La biodiversité, par définition, est vivante. Elle évolue, au gré de son environnement. Constamment, de nouvelles espèces apparaissent, disparaissent, mutent. Chaque jour, la biodiversité se crée. C'est l'histoire de la vie. Et nous, êtres humains, nous sommes un des acteurs de cette création collective, permanente et évolutive.

Vouloir préserver la biodiversité est théoriquement un non-sens. Et j'insiste sur la notion de théorie. La biodiversité est censée s'autoréguler mais, dans les faits, elle est véritablement menacée. Nous sommes au coeur d'une période massive d'extinction. Ce n'est pas la première de l'histoire de la Terre. Sa particularité, et c'est là que se situe la nouveauté, c'est qu'elle est essentiellement causée par l'activité d'une espèce: la nôtre.

La remise en question du terme « préserver » peut a priori paraître sémantique.
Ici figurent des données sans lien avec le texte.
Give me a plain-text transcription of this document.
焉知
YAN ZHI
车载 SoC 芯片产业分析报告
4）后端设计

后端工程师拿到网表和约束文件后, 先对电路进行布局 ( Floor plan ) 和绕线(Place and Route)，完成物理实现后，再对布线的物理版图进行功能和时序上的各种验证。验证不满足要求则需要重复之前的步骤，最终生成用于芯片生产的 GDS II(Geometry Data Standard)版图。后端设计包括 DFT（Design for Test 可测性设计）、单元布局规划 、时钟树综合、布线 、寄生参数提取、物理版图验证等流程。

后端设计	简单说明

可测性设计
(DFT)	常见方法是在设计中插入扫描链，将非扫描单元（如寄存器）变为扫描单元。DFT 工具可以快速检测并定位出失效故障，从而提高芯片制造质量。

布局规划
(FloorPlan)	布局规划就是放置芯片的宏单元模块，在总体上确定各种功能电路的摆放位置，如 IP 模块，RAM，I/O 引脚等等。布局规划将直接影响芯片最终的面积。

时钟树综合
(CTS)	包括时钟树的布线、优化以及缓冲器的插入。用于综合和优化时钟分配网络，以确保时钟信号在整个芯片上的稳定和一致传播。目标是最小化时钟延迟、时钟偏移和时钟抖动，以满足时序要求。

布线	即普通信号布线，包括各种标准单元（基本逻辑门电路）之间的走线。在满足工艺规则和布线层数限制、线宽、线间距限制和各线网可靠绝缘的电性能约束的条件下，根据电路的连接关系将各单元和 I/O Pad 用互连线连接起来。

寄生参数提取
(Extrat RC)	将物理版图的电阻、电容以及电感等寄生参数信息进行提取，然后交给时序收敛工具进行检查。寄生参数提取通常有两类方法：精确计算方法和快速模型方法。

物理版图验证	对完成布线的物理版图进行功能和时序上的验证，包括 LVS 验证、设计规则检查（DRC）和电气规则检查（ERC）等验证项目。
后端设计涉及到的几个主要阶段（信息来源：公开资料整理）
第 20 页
L'important n'est-il pas le résultat ? Que cesse l'hémorragie ? Que les individus protègent leur environnement ? Probablement. Pourtant, ce mot résume à lui seul tout le rapport que nous avons de nos jours avec la nature. Une relation basée sur la dissociation.

Notre intelligence nous a permis de développer de nouveaux outils, de nouvelles technologies, qui nous ont permis d'assurer notre bien-être, et, au-delà de ça, de répondre à des besoins que nous avons créés de toute pièce. Nous nous sommes distingués des autres espèces, et avons peu à peu oublié que nous faisions nous-mêmes partie de la nature, allant jusqu'à assujettir cette dernière à nos moindres désirs, toujours plus nombreux. Nous avons oublié que nous étions nous-mêmes une espèce et qu'au même titre que les millions d'espèces existantes nous participions à l'équilibre du vaste système auquel nous appartenons tous et qui assure notre survie. Bref, aussi intelligent que nous soyons, nous hypothéquons notre propre pérennité.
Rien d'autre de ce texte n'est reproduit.